Strategia zeroNetanyahu non riesce a vincere la guerra e non sa fare la tregua

L’offensiva israeliana non sta ottenendo quanto sperato e i miliziani nella Striscia continuano a combattere. Il piano Biden, i ricatti degli estremisti, il sì di due partiti ortodossi e la possibile crisi di governo

AP/LaPresse

Sullo sfondo delle notizie contrastanti di queste ore sulla possibile tregua nella Striscia, una realtà si impone sempre di più e determina gli avvenimenti: Idf, l’esercito israeliano, non sta affatto vincendo la guerra di Gaza, al contrario continua a muoversi con estrema difficoltà e ha raggiunto solo obiettivi parziali, ben lontani da quelli prefissati. Un bilancio militare sostanzialmente negativo. Questa è la notizia e su questo si deve ragionare.

Sono passati otto lunghi mesi dall’inizio delle operazioni militari nella Striscia, migliaia e migliaia sono state le vittime civili che costano a Israele un prezzo immenso sulla scena internazionale, ma Hamas non è per nulla sconfitto, né sta per esserlo. Il diabolico piano strategico ideato da Yahya Sinwar è fallito solo sul piano internazionale. Il “Fronte della resistenza” infatti non ha scatenato una guerra totale dal Libano, dalla Siria o dall’Iran, ma solo un’intensa guerra di usura a bassa intensità e soprattutto la piazza araba non si è assolutamente mossa, neppure in Cisgiordania.
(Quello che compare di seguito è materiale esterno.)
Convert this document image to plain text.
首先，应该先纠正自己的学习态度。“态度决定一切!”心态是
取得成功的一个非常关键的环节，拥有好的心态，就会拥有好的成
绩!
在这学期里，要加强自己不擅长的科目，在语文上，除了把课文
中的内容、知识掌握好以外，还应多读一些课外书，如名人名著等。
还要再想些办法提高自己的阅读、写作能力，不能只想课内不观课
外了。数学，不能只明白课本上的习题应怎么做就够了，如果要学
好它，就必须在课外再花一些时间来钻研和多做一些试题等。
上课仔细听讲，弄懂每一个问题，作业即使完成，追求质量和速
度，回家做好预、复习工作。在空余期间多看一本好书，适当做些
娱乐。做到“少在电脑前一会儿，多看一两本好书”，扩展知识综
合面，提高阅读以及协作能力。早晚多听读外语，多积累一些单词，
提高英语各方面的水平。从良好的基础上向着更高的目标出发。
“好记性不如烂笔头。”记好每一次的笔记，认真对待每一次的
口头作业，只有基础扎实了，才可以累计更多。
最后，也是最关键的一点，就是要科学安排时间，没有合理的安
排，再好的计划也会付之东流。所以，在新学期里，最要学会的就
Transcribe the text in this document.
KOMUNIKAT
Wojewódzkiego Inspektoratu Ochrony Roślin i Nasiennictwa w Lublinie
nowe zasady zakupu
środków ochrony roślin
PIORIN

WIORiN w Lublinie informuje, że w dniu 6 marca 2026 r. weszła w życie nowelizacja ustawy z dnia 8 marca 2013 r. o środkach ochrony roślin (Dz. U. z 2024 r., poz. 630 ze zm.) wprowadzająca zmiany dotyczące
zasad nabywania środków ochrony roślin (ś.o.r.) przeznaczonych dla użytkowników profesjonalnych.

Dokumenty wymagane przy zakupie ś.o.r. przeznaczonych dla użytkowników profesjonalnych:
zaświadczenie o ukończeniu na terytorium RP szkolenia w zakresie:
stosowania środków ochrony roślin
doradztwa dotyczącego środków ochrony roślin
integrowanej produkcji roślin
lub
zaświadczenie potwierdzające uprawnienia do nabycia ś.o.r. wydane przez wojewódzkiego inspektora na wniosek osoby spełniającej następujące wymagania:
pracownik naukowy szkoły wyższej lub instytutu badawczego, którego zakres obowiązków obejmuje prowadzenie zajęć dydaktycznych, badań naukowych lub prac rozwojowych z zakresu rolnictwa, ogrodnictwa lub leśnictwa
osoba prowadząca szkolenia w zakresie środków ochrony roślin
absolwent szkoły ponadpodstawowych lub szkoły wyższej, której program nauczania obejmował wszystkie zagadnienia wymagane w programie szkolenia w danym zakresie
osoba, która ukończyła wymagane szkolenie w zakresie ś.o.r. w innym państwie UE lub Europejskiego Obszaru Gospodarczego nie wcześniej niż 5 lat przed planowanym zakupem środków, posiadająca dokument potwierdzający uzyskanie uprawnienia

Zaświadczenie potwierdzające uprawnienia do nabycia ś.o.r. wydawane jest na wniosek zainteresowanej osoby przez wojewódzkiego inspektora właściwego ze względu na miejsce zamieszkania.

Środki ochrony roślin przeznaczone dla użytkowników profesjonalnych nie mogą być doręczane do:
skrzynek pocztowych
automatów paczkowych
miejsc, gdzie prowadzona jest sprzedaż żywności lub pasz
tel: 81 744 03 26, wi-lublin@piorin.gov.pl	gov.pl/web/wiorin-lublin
A Gaza però sta funzionando a pieno l’immensa casamatta costituita dai settecento chilometri di tunnel in cui sono rifugiati i miliziani di Hamas con i loro ostaggi. La riprova? Non uno degli ostaggi è stato liberato dall’esercito israeliano. La seconda riprova? Hamas è ancora in grado di lanciare missili contro Israele, sia pure in maniera più dimostrativa che distruttiva. La terza riprova? L’obiettivo di sradicare completamente l’apparato militare di Hamas appare oggi irrealistico e sono proprio gli alleati americani ad affermarlo mentre invitano Israele ad accontentarsi del fatto che oggi i suoi miliziani non potrebbero replicare il pogrom del 7 ottobre, un obiettivo minimale.

Di fatto ha mostrato tutti i suoi limiti la strategia israeliana basata sul risparmio di vite umane dei propri soldati e quindi sull’impiego su larga scala dei bombardamenti aerei con “bunker buster”, le speciali bombe da novecento chili che avrebbero dovuto neutralizzare i tunnel sotterranei. Obiettivo mancato: questi intensi e diffusi bombardamenti hanno distrutto l’abitato di Gaza, ma i tunnel ne sono usciti se non indenni, quasi.

Sia chiaro, Hamas ha subìto enormi perdite, sia di migliaia di miliziani che di depositi d’armi e di tunnel bonificati e distrutti. Ma è ancora in grado di resistere, è assolutamente lontano dall’essere distrutto. Yahya Sinwar, dopo tanti mesi di combattimenti, è ancora in grado di dettare condizioni a lui favorevoli per una tregua. Questo anche perché alla sua resilienza inaspettata sul piano militare si è sommato un elemento determinante a suo favore: la campagna elettorale negli Stati Uniti. Mai, dai tempi della guerra del Vietnam, il peso della scadenza elettorale ha pesato in modo così profondo sulla conduzione di una guerra. Solo che questa guerra non è condotta dagli americani, ma Joe Biden rischia comunque grosso in alcuni Stati determinanti se non si imporrà sul riottoso alleato israeliano.

Da qui, la tregua sul tavolo in questi giorni, di fatto imposta da Washington. Bibi Netanyahu la subisce, anche a causa del difficile quadro militare sul terreno, in una situazione di crisi di governo virtuale. Alle pressioni per le elezioni anticipate che nelle settimane scorse sono venute da Benny Gantz, si aggiungono oggi le minacce di uscire dal governo nel caso si accettasse la tregua da parte dell’estrema destra di Itamar Ben Gvir e Bezalel Smotrich, mentre i due partiti religiosi degli Haredim l’hanno accettata.

Dunque, una situazione di tensione massima per il governo di Gerusalemme, che si riflette sull’implementazione della tregua, con un Netanyahu che parla solo di un cessate il fuoco temporaneo mentre Biden vorrebbe arrivare a una tregua definitiva.

Di certo c’è solo che se il presidente americano riuscirà a imporsi e si arrivasse, con questi rapporti militari sul terreno, a una fine delle ostilità, per la prima volta nella sua storia Israele dovrebbe prendere atto di non essere riuscito a vincere una guerra.